Reflections on a Journey, the new album by Novi Sad-based composer and pianist Kosta Jevtić, is a collection of music indebted to the ever-inspirational aesthetics of the Mediterranean. A quick scan of the tracklist reveals this on a surface level – “Chiostro del Paradiso” opens the album with an allusion to the Amalfi coast, while later tracks are named for Greek and Italian islands and figures – and an immersive listen confirms it. Jevtić makes music for temperate climates, for coastlines drenched in warm sunshine, constantly balanced out by cool breezes. Though the pieces vary in terms of mood and texture, the album overall is unwaveringly serene. Jevtić’s reflections are ones of rosy retrospection.
That is all a fine start, if somewhat de rigueur for an album of contemporary classical piano solo music. Finding what sets such a work apart from its cohort is perhaps more complex, and often somewhat hard to pinpoint, being more about affect than structure – two qualities of a performance joined together by the technique with which an artist executes a given piece in this case.

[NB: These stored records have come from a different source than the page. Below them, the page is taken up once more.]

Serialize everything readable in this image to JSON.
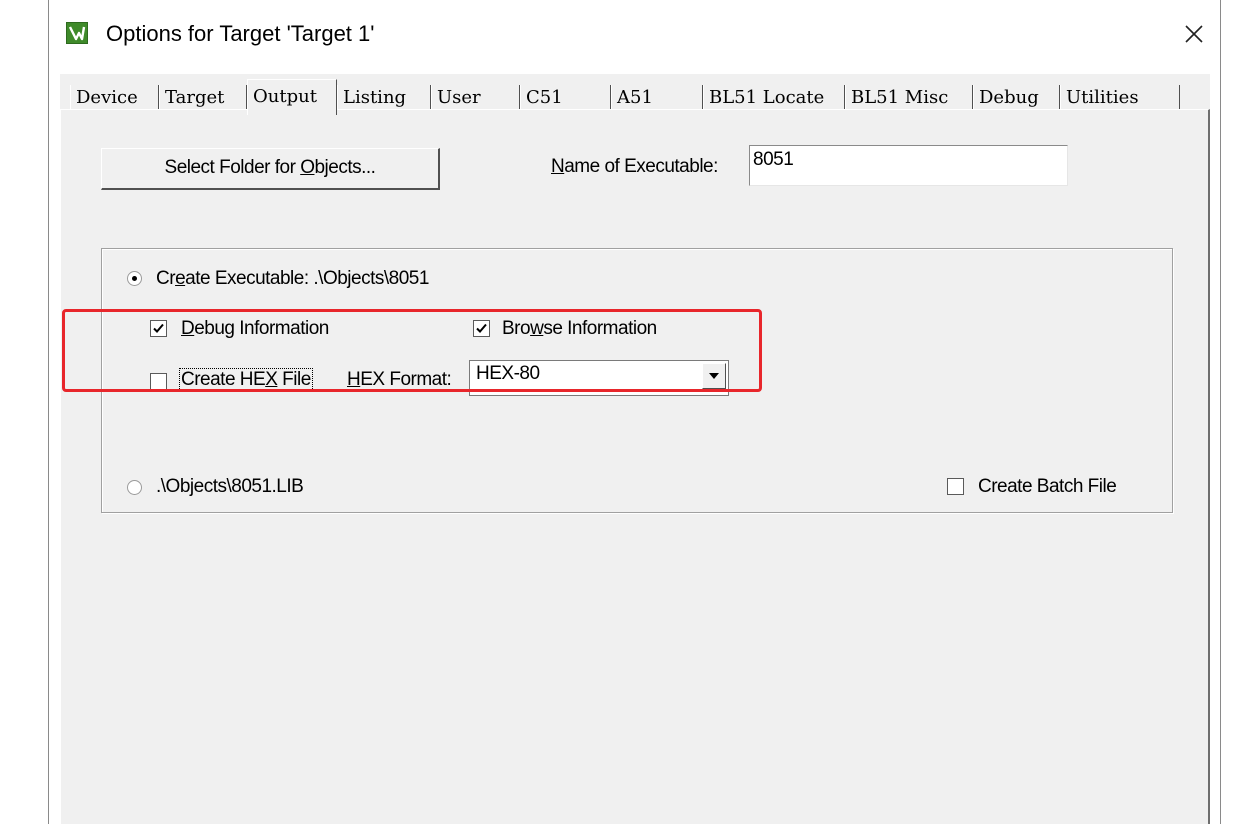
{
  "window": {
    "title": "Options for Target 'Target 1'",
    "app_icon": "keil-uvision-icon",
    "close_icon": "close-icon"
  },
  "tabs": [
    {
      "label": "Device",
      "active": false
    },
    {
      "label": "Target",
      "active": false
    },
    {
      "label": "Output",
      "active": true
    },
    {
      "label": "Listing",
      "active": false
    },
    {
      "label": "User",
      "active": false
    },
    {
      "label": "C51",
      "active": false
    },
    {
      "label": "A51",
      "active": false
    },
    {
      "label": "BL51 Locate",
      "active": false
    },
    {
      "label": "BL51 Misc",
      "active": false
    },
    {
      "label": "Debug",
      "active": false
    },
    {
      "label": "Utilities",
      "active": false
    }
  ],
  "output": {
    "select_folder_button": {
      "pre": "Select Folder for ",
      "mnemonic": "O",
      "post": "bjects..."
    },
    "name_of_executable": {
      "mnemonic": "N",
      "label_rest": "ame of Executable:",
      "value": "8051"
    },
    "create_executable": {
      "pre": "Cr",
      "mnemonic": "e",
      "post": "ate Executable:  .\\Objects\\8051",
      "selected": true
    },
    "debug_information": {
      "mnemonic": "D",
      "rest": "ebug Information",
      "checked": true
    },
    "browse_information": {
      "pre": "Bro",
      "mnemonic": "w",
      "post": "se Information",
      "checked": true
    },
    "create_hex_file": {
      "pre": "Create HE",
      "mnemonic": "X",
      "post": " File",
      "checked": false
    },
    "hex_format": {
      "mnemonic": "H",
      "label_rest": "EX Format:",
      "selected": "HEX-80"
    },
    "create_library": {
      "label": ".\\Objects\\8051.LIB",
      "selected": false
    },
    "create_batch_file": {
      "label": "Create Batch File",
      "checked": false
    }
  },
  "colors": {
    "highlight_border": "#e8262b",
    "dialog_bg": "#f0f0f0",
    "app_icon_green": "#3f8a2a"
  }
}
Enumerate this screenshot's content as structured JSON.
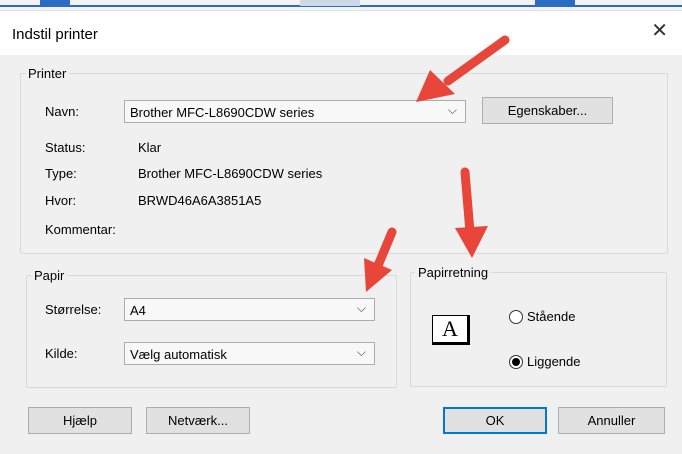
{
  "window": {
    "title": "Indstil printer",
    "close_glyph": "✕"
  },
  "printer": {
    "legend": "Printer",
    "name_label": "Navn:",
    "name_value": "Brother MFC-L8690CDW series",
    "properties_button": "Egenskaber...",
    "status_label": "Status:",
    "status_value": "Klar",
    "type_label": "Type:",
    "type_value": "Brother MFC-L8690CDW series",
    "where_label": "Hvor:",
    "where_value": "BRWD46A6A3851A5",
    "comment_label": "Kommentar:"
  },
  "paper": {
    "legend": "Papir",
    "size_label": "Størrelse:",
    "size_value": "A4",
    "source_label": "Kilde:",
    "source_value": "Vælg automatisk"
  },
  "orientation": {
    "legend": "Papirretning",
    "icon_letter": "A",
    "portrait_label": "Stående",
    "landscape_label": "Liggende",
    "selected": "Liggende"
  },
  "buttons": {
    "help": "Hjælp",
    "network": "Netværk...",
    "ok": "OK",
    "cancel": "Annuller"
  },
  "colors": {
    "arrow": "#e8463a",
    "accent": "#0078d7"
  }
}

Jevtić’s technique is top-notch in terms of both feeling and skill. The contrasts between hands on each piece he plays here are richly satisfying, strong fundamentals adorned with flourishes that run the gamut from majestic to dreamlike. Every dynamic is carefully considered, every note held until it reaches its end gradually, like a deep and cleansing breath. It’s the organic style of playing that comes from an emotional connection between player and instrument, the kind of expression that makes a performance exceptional. While it’s to be expected from musicians devoted enough to their craft to make a career of it, such sincerity is always a wonderful thing to behold.
Soothing enough throughout that one could arguably place it in the dubious category of new age music, Reflections on a Journey is nonetheless more nuanced than your standard spa soundtrack. That is because of Jevtić’s aforementioned genuine delivery and the emotional depth he brings to each track. Even the languid optimism of “Chiostro Del Paradiso” has a melancholy to it. “Sweet Sun of Southern Lands” is, for its unquestionably upbeat title, marked by a sense of suspense throughout.
A personal favorite for me is “Sappho’s Dream”. Clocking in at six minutes, the composition makes time to explore the stranger elements of sleep, a somnambulant wandering through shadows and scattered light. Jevtić builds, first introducing a motif that delicately tiptoes across high notes and then bringing to it a more bottom-heavy storyline, more motion, more action, until the piece winds down to a final, solid resolution.
A Mediterranean climate is a clement one, regularly gentle, never extreme. Changes within one tend to be subtler than those found inland. That is what Kosta Jevtić captures in Reflections on a Journey. As risky as a solo piano recording is – the performer is continuously exposed, the structure so simple that the execution must be perfect – Jevtić here makes the most of the format’s capacity for expression, both of feeling and skill. His heart-on-sleeve tribute to land and sea is as thoughtfully crafted as it is calming and well worth a concerted listen.